The discussion started off with Knight Foundation consultant Vince Stehle highlighting some of the key elements from the Knight Commission report “Informing Communities: Sustaining Democracy in the Digital Age.” He talked briefly about the specific recommendations to maximize the availability of relevant and credible information to all Americans and their communities, the importance of strengthening the capacity of individuals to engage with information, and the necessity to promote individual engagement with information and the public life of the community.
Because PPC-NYC’s members consist primarily of foundation communication professionals and leaders from progressive non-profit organizations, there is an inherent understanding about the importance of having free and open information in a society.
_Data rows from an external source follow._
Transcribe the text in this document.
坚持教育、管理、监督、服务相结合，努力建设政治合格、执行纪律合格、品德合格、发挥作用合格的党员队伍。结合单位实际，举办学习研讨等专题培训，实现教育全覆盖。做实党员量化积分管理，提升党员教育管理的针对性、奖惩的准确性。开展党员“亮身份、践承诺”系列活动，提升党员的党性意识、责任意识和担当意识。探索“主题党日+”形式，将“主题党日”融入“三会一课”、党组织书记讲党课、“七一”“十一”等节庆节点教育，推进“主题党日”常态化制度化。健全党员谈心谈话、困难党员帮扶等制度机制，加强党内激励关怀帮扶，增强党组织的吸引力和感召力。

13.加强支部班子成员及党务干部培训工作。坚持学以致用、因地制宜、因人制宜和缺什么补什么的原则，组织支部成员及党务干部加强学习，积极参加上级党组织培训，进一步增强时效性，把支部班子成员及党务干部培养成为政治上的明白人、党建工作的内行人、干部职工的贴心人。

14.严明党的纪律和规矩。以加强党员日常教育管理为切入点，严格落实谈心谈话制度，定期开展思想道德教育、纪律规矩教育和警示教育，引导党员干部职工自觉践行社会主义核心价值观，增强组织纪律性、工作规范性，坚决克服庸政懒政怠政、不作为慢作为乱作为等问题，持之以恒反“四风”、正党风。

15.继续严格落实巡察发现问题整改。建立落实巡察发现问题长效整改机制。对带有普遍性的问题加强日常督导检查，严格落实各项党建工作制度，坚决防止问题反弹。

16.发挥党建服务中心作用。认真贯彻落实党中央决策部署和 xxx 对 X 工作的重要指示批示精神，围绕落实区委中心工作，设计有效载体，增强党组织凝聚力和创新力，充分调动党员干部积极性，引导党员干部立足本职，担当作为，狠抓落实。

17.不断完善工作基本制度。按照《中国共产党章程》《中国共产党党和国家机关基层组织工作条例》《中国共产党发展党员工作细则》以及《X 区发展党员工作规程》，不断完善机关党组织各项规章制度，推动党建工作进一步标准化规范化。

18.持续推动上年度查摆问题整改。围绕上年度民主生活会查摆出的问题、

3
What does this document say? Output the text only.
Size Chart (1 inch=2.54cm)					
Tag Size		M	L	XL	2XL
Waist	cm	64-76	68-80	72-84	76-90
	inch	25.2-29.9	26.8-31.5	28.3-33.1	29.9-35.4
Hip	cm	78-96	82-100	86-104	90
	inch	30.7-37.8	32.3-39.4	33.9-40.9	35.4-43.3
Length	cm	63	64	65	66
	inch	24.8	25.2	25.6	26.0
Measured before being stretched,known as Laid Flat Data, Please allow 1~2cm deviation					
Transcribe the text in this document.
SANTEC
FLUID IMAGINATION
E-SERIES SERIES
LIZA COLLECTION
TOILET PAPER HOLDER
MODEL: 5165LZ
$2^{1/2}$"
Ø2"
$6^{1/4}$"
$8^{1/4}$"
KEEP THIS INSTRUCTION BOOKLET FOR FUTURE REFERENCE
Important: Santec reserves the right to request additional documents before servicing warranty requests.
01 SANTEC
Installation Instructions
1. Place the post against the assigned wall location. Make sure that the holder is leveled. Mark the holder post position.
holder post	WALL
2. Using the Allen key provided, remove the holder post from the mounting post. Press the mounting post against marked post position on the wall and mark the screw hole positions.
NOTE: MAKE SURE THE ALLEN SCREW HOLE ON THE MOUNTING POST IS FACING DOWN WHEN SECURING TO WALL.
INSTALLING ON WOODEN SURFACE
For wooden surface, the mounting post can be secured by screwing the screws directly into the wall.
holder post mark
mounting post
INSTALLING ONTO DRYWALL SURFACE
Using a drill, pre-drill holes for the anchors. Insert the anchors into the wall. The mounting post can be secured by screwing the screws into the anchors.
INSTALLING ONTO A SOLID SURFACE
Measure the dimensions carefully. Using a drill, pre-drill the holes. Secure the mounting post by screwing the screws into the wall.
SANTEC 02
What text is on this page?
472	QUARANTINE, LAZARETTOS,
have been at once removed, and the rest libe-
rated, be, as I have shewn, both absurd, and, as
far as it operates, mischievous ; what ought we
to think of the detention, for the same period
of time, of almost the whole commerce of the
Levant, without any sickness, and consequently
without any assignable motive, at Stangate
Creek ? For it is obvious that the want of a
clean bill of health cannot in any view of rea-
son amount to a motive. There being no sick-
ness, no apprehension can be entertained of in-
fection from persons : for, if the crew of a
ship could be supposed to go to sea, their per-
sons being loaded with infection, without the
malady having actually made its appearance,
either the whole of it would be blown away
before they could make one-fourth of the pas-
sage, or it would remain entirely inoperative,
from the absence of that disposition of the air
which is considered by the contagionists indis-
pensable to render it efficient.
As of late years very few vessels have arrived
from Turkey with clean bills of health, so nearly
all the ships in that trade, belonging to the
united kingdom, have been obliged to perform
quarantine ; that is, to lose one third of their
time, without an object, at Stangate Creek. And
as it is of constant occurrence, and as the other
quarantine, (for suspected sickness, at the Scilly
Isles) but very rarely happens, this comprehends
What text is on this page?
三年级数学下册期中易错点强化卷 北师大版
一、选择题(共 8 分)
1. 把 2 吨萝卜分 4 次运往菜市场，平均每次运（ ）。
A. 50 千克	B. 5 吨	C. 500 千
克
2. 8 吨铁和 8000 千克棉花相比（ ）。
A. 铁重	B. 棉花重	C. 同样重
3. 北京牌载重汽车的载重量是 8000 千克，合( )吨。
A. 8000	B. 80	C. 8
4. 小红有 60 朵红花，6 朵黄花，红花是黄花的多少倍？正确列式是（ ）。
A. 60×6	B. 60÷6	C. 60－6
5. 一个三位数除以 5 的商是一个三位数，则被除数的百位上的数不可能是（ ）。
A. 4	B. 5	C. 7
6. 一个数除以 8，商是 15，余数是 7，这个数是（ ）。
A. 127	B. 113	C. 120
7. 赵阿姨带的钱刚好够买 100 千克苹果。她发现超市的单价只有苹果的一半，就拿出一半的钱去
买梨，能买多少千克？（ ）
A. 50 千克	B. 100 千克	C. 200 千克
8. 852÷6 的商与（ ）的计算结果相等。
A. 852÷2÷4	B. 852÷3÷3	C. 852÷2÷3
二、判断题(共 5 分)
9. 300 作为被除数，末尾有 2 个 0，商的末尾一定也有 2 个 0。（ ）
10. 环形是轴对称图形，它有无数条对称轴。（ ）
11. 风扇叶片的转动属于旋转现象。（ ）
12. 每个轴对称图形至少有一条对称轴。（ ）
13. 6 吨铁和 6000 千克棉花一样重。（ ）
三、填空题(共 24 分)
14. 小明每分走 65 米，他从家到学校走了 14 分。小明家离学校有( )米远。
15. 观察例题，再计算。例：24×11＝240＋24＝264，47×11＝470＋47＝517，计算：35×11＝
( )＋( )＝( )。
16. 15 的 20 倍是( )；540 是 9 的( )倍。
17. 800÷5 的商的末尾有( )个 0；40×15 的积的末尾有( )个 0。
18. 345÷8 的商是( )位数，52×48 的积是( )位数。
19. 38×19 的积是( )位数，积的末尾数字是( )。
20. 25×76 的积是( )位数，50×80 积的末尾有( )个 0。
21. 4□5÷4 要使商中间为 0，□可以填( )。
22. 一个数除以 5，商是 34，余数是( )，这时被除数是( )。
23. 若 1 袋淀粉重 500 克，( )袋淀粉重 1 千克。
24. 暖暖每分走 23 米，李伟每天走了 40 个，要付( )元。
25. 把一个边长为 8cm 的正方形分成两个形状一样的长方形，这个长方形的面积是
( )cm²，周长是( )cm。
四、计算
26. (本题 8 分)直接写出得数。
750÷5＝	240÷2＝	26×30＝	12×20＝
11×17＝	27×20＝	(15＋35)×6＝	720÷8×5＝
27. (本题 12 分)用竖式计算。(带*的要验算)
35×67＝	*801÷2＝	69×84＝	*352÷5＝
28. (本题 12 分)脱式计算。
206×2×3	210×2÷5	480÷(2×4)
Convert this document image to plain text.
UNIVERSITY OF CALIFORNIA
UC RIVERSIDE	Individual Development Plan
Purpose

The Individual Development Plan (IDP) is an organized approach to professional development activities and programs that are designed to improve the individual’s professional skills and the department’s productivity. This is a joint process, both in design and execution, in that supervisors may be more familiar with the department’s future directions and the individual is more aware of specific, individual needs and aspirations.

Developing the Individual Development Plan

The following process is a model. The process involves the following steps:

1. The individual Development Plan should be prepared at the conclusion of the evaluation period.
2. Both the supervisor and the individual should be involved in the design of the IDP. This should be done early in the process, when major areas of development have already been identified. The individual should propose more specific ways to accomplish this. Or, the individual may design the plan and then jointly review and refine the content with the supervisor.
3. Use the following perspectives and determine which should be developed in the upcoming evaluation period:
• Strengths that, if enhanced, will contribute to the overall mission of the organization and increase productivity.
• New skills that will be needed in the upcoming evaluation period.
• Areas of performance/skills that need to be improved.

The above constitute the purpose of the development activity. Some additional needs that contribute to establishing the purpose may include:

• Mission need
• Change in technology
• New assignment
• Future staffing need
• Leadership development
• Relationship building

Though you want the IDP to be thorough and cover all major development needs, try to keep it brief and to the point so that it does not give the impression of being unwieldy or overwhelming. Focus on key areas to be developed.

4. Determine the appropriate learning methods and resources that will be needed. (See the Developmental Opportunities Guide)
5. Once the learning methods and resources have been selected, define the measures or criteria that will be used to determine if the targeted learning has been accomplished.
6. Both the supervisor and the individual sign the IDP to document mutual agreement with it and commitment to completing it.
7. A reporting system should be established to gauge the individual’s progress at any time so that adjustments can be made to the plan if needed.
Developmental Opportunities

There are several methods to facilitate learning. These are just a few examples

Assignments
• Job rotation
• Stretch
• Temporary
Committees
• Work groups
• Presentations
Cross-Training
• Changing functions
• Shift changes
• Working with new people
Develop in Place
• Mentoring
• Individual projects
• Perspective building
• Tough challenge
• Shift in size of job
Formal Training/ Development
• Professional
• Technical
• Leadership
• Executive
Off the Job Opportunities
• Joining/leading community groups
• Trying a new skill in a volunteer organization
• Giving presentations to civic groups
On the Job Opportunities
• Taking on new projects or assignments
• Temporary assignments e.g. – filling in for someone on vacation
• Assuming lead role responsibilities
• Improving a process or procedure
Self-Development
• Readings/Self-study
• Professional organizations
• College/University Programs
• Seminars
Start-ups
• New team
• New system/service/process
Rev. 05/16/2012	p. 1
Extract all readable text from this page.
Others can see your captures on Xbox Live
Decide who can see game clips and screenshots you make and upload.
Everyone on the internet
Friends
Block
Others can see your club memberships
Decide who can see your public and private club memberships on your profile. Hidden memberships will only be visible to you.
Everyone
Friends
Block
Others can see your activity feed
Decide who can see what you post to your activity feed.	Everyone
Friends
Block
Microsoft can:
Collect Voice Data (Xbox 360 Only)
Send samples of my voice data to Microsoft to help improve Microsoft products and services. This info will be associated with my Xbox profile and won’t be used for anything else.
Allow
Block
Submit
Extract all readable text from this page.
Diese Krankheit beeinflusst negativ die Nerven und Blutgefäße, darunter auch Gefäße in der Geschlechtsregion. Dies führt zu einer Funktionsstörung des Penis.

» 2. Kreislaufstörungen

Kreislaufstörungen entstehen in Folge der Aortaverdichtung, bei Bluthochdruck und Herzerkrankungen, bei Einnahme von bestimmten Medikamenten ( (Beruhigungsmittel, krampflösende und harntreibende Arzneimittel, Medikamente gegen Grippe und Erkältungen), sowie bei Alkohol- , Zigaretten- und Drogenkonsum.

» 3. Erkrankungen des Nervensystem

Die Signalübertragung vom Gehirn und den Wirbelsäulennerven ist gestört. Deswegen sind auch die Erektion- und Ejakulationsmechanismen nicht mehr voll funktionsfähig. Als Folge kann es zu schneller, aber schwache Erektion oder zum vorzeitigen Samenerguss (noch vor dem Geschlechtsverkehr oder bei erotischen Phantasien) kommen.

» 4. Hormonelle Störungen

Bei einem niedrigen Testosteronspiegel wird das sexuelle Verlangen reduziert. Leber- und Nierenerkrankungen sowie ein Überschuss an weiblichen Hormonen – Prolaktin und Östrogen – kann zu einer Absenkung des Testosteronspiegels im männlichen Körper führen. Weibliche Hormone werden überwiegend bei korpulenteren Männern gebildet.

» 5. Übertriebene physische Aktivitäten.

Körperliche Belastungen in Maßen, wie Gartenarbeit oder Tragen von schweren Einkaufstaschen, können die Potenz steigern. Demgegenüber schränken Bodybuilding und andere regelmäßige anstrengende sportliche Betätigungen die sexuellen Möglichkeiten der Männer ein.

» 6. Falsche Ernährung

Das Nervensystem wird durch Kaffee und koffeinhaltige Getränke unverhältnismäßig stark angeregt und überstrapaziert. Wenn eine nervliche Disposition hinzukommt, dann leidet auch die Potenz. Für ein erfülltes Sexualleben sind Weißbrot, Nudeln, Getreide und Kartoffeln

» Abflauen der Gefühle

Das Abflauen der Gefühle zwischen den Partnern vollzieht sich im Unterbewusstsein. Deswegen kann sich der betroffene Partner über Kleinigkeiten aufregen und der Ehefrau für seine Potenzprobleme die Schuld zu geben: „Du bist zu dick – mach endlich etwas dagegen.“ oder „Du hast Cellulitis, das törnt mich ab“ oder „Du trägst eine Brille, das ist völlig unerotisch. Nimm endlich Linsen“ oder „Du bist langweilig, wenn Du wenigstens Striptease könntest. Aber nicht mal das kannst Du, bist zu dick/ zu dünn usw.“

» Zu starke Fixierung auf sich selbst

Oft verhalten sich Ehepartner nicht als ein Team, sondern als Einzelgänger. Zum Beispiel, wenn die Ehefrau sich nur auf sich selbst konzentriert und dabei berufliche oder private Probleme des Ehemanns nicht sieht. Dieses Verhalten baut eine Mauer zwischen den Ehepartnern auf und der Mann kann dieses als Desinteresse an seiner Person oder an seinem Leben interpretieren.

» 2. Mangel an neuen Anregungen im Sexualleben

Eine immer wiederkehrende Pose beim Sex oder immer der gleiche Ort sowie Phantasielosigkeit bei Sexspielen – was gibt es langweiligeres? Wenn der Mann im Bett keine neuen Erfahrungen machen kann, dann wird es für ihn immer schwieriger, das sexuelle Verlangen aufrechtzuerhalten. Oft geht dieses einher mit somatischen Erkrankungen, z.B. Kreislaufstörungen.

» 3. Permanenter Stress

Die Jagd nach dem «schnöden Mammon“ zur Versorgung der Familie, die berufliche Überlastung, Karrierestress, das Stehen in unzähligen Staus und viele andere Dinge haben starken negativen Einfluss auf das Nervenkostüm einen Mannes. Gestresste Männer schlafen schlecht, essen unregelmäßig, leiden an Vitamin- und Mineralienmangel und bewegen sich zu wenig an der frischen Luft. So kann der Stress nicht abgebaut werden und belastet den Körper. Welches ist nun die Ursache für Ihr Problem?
And as Knight Foundation President Alberto Ibargüen remarked earlier this week to a group at the 2010 Free Press Summit in Washington DC, "Information is at the heart of democracy."
Because of that inherent understanding, it was hardly surprising that the recommendations of the Knight Commission seemed to strongly resonate with the goals and efforts of this group. In fact, the group proved to be natural audience for this kind of thinking. Furthermore, there was also understanding and appreciation that without sound media policies that speak to the need for a clear and open flow of information, the basic tenets of not just the Internet are at risk, but so are the tenets of a democracy.
What I found most encouraging is that there seemed to be an agreement that no matter what area foundations and non-profit organizations are engaged in, whether it is health, environment, or other social justice issues, that the importance of sound media policy resonates with everyone. Without access to a free and open Internet, there are invariable restrictions on the capacity of individuals to engage with information. Without an open Internet, the ability to promote individual engagement with information becomes limited, threatening the work that is the heart of all of what we do. The need for an open Internet and access to technology is an issue that people can engage with, coalesce around and begin to integrate it into their everyday thinking and work. The importance of having information and strengthening the capacity of people to engage with information cuts across sectors.
We know the challenges we face, the digital divide, a lack of media literacy in certain communities, and an uphill battle against corporate interests. But more importantly we know what is as stake. Together we can figure out how to best implement the recommendations of the Knight Commission. It is up to each of us to do what we can in our own ways to make these tenets a reality.